Con decreto del 13 giugno, ossia all’indomani della canonizzazione, monsignor Michele Pennini, vescovo di Monreale, ha eretto a Santuario diocesano la cappella dove sono stati traslati i resti della novella Beata.
Un ulteriore miracolo e la canonizzazione
Come asserito miracolo da prendere in esame per la sua canonizzazione viene presentato il caso di una signora che nel 2016, insieme a suo marito, si reca al Santuario della Beata Maria di Gesù, consigliata da un’amica, perché affetta da una grave patologia che le ha causato infertilità: più precisamente, secondo la Relazione della Consulta Medica, “miastenia gravis, tiroide di Hashimoto, sindrome da insufficienza procreativa autoimmune”.
Nel Santuario incontrano una Suora Cappuccina dell’Immacolata di Lourdes, che prega con loro la fondatrice, della quale dona loro una reliquia “ex indumentis”, affinché interceda nei loro riguardi. I coniugi, anche dopo la visita, continuano a invocare la Beata.
Nel 2017 tornano al Santuario, insieme al loro primo figlio e alla nonna materna, per rendere grazie a Dio e alla “Signora Madre” per la grazia ricevuta. Sei mesi dopo, la donna rimane di nuovo incinta e dà alla luce, regolarmente come nel primo caso, un altro figlio.

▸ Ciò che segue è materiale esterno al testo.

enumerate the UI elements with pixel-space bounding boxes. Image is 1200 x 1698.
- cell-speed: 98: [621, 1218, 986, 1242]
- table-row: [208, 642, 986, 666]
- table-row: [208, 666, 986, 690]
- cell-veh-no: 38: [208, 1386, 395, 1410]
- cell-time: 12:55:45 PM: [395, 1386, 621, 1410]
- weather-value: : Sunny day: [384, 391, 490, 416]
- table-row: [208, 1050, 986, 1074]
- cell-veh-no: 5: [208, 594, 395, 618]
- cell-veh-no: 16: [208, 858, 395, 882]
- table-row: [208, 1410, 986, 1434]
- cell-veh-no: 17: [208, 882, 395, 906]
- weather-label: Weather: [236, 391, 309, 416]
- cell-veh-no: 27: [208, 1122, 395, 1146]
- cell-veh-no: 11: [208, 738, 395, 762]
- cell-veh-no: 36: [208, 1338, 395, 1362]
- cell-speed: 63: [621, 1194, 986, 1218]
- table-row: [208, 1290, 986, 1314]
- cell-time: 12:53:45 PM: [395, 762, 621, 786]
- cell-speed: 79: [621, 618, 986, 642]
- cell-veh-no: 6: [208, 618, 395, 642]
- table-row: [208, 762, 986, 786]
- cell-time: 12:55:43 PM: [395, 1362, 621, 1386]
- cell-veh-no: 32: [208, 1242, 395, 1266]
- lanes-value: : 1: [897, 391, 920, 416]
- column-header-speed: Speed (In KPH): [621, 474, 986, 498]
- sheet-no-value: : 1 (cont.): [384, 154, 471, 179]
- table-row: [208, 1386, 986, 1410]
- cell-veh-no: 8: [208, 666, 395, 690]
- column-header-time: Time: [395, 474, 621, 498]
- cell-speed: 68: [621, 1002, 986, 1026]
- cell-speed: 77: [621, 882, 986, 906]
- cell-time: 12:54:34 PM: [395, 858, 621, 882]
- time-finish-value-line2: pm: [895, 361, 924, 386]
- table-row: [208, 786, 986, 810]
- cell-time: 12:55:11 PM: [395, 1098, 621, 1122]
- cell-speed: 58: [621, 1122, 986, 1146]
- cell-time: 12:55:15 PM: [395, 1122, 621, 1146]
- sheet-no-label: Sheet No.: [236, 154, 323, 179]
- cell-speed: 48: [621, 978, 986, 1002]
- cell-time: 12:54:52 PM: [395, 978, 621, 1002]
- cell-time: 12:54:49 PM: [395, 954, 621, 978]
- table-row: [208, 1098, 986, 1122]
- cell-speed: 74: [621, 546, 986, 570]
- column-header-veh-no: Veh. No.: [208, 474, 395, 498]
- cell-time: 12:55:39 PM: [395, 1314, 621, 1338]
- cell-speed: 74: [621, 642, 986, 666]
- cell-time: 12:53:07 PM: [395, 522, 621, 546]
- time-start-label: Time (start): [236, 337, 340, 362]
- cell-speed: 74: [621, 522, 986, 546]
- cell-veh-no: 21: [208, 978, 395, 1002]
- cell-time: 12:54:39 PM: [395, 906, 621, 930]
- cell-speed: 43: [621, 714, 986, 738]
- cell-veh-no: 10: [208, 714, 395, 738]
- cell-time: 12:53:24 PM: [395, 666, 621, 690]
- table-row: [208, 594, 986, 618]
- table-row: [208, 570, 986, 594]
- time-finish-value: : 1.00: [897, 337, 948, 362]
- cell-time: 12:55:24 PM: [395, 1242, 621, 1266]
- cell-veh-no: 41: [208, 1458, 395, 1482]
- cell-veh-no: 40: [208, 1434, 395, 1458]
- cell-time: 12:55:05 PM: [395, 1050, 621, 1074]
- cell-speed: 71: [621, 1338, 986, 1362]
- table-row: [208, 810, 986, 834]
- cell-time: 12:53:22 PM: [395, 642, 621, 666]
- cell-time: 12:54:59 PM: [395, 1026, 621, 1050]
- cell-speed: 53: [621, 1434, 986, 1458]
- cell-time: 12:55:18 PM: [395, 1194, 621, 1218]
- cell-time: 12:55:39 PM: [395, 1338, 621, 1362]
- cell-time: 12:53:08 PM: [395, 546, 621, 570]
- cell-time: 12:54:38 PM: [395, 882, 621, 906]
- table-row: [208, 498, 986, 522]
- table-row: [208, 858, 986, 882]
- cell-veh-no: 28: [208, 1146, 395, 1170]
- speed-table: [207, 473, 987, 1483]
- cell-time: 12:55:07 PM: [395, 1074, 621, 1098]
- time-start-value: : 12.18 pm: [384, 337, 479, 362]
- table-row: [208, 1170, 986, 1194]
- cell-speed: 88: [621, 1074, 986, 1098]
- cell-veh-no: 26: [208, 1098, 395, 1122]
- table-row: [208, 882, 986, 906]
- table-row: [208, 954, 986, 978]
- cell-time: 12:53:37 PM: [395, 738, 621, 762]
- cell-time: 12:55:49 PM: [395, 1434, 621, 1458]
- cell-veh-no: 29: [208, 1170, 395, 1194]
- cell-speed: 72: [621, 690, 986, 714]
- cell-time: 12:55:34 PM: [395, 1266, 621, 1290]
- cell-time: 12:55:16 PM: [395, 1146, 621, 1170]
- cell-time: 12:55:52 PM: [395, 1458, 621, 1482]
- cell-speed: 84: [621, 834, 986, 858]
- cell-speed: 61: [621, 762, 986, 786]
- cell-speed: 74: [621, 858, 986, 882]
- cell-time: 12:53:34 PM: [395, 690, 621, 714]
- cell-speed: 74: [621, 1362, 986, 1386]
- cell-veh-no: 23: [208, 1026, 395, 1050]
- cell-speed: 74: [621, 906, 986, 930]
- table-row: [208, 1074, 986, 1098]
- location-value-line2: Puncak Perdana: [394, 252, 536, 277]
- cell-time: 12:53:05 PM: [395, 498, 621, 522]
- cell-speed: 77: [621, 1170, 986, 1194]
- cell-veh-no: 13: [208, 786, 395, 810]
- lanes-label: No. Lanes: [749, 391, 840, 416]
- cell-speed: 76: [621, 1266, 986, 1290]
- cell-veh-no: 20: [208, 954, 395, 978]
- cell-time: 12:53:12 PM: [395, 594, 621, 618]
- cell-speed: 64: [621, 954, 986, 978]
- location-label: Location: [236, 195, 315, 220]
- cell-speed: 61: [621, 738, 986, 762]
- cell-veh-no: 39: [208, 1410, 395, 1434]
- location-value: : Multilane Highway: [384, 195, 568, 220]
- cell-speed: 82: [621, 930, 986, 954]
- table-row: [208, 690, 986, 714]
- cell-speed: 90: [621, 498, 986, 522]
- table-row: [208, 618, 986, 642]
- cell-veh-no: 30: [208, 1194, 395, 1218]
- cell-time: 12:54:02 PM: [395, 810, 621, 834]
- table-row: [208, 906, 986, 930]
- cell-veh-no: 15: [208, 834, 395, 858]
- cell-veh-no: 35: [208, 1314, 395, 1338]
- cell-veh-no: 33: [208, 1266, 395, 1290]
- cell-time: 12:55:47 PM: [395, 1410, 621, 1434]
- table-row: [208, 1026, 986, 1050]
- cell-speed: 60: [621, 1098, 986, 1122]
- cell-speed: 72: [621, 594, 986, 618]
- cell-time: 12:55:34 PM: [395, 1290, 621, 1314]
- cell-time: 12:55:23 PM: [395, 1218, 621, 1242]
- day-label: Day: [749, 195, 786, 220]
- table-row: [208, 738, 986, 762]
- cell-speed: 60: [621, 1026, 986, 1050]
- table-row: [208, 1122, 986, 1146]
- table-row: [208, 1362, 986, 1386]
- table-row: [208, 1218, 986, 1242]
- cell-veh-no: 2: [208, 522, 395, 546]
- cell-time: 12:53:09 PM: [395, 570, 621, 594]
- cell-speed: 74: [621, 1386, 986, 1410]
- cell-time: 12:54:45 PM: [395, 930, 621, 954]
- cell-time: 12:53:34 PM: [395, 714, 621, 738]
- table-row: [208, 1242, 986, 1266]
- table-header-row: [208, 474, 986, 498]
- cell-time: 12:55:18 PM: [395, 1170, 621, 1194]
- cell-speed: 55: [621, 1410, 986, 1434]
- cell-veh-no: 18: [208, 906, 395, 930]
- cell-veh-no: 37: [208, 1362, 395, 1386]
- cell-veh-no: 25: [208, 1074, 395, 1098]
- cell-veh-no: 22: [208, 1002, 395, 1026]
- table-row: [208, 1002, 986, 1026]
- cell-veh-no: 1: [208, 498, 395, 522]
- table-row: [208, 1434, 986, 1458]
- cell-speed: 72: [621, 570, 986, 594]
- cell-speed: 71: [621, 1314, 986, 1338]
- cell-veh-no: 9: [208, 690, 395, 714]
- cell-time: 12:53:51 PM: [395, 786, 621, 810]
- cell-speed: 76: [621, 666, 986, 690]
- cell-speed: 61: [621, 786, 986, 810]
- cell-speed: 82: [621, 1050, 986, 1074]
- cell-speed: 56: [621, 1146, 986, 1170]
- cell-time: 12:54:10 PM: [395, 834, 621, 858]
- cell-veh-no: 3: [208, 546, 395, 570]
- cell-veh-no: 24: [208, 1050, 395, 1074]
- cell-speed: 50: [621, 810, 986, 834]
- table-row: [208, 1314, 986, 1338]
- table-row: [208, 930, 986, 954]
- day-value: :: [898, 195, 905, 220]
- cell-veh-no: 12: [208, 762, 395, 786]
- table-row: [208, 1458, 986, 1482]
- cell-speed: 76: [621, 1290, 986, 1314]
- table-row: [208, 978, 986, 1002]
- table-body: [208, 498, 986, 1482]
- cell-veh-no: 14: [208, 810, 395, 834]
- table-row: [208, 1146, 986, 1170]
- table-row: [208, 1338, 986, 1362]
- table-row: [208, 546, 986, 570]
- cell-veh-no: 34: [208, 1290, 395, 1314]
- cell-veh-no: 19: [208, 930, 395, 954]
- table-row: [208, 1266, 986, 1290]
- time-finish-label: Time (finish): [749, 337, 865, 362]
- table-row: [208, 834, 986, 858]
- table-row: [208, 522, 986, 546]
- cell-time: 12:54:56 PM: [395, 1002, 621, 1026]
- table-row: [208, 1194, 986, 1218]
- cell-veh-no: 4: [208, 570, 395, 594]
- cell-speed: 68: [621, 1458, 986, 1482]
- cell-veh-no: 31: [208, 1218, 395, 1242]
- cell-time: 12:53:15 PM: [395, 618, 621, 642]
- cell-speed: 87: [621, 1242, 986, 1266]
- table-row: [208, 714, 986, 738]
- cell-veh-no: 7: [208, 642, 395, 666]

Il 25 novembre 2021, ricevendo in udienza il cardinal Marcello Semeraro, Prefetto della Congregazione delle Cause dei Santi, papa Francesco autorizza la promulgazione del decreto sul miracolo. Lo stesso Pontefice presiede la Messa col Rito della Canonizzazione suo e di altri nove Beati il 15 maggio 2022.
Le Suore Cappuccine dell’Immacolata di Lourdes oggi
Nel giro di vent’anni dalla morte della fondatrice, il 1° febbraio 1947, arriva il pro-decreto di diritto pontificio dalla Santa Sede, confermato dal decreto di lode del 16 dicembre 1962. Infine, il 20 novembre 1968, viene concesso il decreto con cui le Suore Cappuccine dell’Immacolata di Lourdes – questo il nome ufficiale – diventano di diritto pontificio.
Il loro patrimonio spirituale, vera eredità della fondatrice, consiste nel seguire Cristo e servire i fratelli secondo lo stile francescano, cercando di essere pane spezzato per saziare la fame spirituale e materiale dei tanti poveri del mondo. In Sicilia hanno quindici case, completate da altre quattro nel resto d’Italia. All’estero sono presenti in Brasile con cinque case (quattro nello stato di Bahia e una nel Minas Gerais), in Albania con due, tre in Madagascar e una in Messico.